The company further strengthened its liquidity position during 2014, adding 22 new banks to its roster totalling 135 banks that provide total credit lines of USD46 billion, of which USD17 billion are unutilised, ensuring resilience and access to liquidity in all market conditions. The year also saw Trafigura significantly expand its provision of financial support to valued counterparties in the form of multi-year pre-paid offtake arrangements, with its short-term prepayment portfolio doubling to USD2.301 billion, and a further increase of more than USD200 million in long-term prepayment facilities.
“We believe access to capital is a competitive advantage for a commodities trading firm,” said Jeremy Weir. “We are focussed on ensuring we can fund our working capital requirements at all times, exercising tight discipline in allocating capital, and recycling funds from mature investment projects into new ones.
“We remain focused on creating a business diversified by geography, product, customers and financing that is resilient through the widest variety of economic and business circumstances. Our ongoing investments in IT and risk management capabilities help us to operate profitably and deliver reliable trade flows even in unpredictable and rapidly changing market conditions. We are continuing to make long-term decisions to invest in infrastructure, logistics and the important client relationships that we believe to be key to success.
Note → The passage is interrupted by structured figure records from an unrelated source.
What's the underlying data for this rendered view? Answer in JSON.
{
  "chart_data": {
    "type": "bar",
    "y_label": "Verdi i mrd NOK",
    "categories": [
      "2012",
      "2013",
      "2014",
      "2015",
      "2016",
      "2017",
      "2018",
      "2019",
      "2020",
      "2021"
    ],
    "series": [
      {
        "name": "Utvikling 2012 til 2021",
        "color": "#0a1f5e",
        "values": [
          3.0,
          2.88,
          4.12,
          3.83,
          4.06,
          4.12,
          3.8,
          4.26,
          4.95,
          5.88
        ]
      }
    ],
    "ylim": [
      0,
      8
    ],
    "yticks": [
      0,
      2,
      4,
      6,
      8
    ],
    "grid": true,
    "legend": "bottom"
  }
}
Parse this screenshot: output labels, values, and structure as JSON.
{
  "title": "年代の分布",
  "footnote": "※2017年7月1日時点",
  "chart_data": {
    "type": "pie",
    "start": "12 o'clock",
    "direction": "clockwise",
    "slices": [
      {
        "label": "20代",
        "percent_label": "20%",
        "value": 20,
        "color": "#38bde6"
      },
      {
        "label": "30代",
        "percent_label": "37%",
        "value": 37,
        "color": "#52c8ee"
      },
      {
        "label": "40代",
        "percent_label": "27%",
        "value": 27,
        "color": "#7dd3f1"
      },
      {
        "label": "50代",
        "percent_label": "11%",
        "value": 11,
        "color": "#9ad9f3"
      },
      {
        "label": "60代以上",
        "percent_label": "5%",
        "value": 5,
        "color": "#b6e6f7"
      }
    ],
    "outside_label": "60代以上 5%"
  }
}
Despite challenging conditions in some commodity markets, we remain confident in the long-term outlook for growth in demand for commodities and for the reliable, efficient and responsible end-to-end services we provide,” concluded Jeremy.
To view a video interview with Jeremy Weir about the Annual Results and to download a copy of the Annual Report visit: www.trafigura.com/financials
For high resolution images visit: https://www.flickr.com/photos/trafigura_images/
For further information please contact: Trafigura’s Global Press Office: +41 22 592 4528 or email@example.com
Notes to editors
Founded in 1993, the Trafigura Group has become one of the world’s leading independent commodity traders, specialising in the oil, minerals and metals markets. Primary trading activities are the supply and transport of oil and petroleum products and metals and minerals. The trading business is supported by industrial and financial assets including global oil products distribution company Puma Energy; joint venture company DT Group; global terminals operator Impala; Trafigura’s Mining Group and Galena Asset Management. The Trafigura Group is owned by 600 of its 5,600 employees who work in 36 countries around the world. The Group has been connecting its customers to the global economy for more than two decades, growing prosperity by advancing trade. www.trafigura.com
iThe like-for-like comparison excludes in both years significant divestments of previously consolidated subsidiaries and the related revaluation gains following their deconsolidation. Specifically, these divestments related to Puma Energy and the Condestable mine in 2013 and to two events in 2014: the sale of an 80 percent interest in our oil storage terminal in Corpus Christi, South Texas, and the sale of Trafigura’s bitumen business to Puma Energy Holdings in March, 2014.
iiEBITDA is operating profit excluding share in results of equity-accounted investees, depreciation and amortisation, gains/losses on divestments of subsidiaries, equity-accounted investees and other investments, impairment losses and other operating income and expense.